Bricklaying: slow start to a new novel (Ship’s Heart)

Some writing is like flying: an exhilarating natural process that nonetheless feels like pure magic.

Some writing proceeds at walking pace, like a conversation.

And some writing is work: writing down one sentence after another, like laying bricks. It’s not so much that any individual piece is that heavy; what tires one is the repeated effort.

The next novel is well-launched now. In the last few days, I have written almost 4200 words for this month’s novel project, Ship’s Heart. My Tuesday write-in with Becca Patterson is helping the process along. Nothing like Positive Peer Pressure to make you do the work and not slack off even if allergies are making you feel less than motivated.

Here’s the current opening:

Mattei Light-foot had passed his adulthood rites and been selected for the draft to the Academy at Karis, when he died of a skull fracture in one of the maintenance corridors abutting the ill-fated Dome Seven, only a week before the supply ship arrived.

Ill-luck, all the adults said.
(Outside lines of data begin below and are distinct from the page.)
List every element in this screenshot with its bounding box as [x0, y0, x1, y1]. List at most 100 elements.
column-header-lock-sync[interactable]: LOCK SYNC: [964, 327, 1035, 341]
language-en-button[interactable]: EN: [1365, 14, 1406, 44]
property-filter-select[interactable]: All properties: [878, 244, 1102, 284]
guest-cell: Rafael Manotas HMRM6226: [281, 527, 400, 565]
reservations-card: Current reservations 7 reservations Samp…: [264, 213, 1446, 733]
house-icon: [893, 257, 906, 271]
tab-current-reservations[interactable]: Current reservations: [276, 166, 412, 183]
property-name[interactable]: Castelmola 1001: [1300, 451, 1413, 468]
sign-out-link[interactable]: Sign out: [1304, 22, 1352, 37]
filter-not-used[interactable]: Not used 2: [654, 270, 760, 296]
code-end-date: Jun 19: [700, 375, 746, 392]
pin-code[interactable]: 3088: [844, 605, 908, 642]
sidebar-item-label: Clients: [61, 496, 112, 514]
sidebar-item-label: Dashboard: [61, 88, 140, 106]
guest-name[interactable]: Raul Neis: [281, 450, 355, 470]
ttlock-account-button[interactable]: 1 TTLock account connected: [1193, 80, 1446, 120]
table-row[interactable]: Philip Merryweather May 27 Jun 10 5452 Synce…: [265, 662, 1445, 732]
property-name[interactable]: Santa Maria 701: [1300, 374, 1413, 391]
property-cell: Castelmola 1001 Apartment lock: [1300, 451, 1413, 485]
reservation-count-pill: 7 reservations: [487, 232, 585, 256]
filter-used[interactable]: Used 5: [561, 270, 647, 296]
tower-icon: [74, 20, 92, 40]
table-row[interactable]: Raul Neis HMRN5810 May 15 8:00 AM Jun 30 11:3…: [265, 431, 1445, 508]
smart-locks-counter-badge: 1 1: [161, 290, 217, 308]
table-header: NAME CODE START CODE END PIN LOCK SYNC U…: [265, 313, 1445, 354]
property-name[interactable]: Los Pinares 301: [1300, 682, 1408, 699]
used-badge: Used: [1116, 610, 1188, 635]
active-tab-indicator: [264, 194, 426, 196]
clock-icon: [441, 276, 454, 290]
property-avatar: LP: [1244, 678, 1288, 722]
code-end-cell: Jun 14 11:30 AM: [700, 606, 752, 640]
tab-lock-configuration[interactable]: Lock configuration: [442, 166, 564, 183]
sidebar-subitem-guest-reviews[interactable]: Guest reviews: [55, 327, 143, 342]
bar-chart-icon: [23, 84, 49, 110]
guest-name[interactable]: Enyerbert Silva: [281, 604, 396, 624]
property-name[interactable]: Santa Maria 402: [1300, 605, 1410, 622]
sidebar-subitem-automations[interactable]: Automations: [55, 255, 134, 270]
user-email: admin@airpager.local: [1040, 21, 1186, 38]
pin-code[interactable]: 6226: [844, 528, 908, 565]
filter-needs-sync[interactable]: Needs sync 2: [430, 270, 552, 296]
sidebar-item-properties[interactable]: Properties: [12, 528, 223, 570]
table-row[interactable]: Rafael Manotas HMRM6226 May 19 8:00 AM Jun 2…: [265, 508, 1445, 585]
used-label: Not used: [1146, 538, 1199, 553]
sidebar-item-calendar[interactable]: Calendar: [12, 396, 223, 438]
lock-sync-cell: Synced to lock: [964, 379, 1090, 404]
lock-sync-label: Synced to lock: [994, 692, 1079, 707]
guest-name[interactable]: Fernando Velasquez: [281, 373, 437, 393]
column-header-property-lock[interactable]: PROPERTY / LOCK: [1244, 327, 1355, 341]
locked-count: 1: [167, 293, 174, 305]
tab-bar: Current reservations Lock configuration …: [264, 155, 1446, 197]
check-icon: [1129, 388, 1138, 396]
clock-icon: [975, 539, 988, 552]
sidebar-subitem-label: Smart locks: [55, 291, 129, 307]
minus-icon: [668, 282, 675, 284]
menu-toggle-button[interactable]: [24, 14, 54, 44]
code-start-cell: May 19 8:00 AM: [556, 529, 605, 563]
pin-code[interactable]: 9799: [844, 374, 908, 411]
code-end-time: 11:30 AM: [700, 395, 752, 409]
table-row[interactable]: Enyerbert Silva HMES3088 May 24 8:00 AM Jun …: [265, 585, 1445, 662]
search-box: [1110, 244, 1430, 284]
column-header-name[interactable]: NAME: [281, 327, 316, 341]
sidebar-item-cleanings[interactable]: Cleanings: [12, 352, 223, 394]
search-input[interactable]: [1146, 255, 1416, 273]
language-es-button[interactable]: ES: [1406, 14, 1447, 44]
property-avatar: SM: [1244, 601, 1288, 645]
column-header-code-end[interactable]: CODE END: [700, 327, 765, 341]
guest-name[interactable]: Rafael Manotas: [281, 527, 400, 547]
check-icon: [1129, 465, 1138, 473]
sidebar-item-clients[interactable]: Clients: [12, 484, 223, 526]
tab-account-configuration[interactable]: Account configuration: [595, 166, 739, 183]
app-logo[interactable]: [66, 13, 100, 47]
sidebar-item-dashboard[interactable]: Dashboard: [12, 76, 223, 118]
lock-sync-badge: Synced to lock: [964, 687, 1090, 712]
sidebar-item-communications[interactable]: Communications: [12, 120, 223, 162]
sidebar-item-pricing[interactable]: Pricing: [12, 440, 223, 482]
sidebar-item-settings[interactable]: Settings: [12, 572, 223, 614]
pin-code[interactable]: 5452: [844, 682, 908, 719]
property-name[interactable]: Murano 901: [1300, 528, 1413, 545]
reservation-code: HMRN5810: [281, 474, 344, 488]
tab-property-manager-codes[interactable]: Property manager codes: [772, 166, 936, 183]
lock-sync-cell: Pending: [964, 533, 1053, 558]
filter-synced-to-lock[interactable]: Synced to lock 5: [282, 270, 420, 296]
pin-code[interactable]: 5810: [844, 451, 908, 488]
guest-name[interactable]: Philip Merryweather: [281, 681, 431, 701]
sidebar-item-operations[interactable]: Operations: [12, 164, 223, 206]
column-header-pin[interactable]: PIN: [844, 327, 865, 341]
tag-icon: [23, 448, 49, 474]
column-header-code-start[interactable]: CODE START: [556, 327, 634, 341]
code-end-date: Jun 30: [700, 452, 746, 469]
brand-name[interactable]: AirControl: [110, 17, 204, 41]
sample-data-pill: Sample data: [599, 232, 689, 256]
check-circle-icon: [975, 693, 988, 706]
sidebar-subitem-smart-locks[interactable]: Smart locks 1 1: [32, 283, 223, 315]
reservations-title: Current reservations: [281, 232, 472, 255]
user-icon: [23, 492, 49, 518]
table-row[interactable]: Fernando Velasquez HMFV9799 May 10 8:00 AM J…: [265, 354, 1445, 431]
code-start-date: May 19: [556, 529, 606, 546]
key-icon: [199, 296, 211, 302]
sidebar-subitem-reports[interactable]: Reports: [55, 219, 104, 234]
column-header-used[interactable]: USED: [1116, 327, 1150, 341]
Jehen listened, less than elbow-high as she was, as the conversation went on over her head. No, the funeral would take place with all good form, and the festival for the arriving ship likewise.

After all, it wasn’t the first time that point of protocol had been tested.

They had lost one and gained another. A Ship’s Captain was coming home to them, forty-seven years after she left for the Academy in the youth-draft.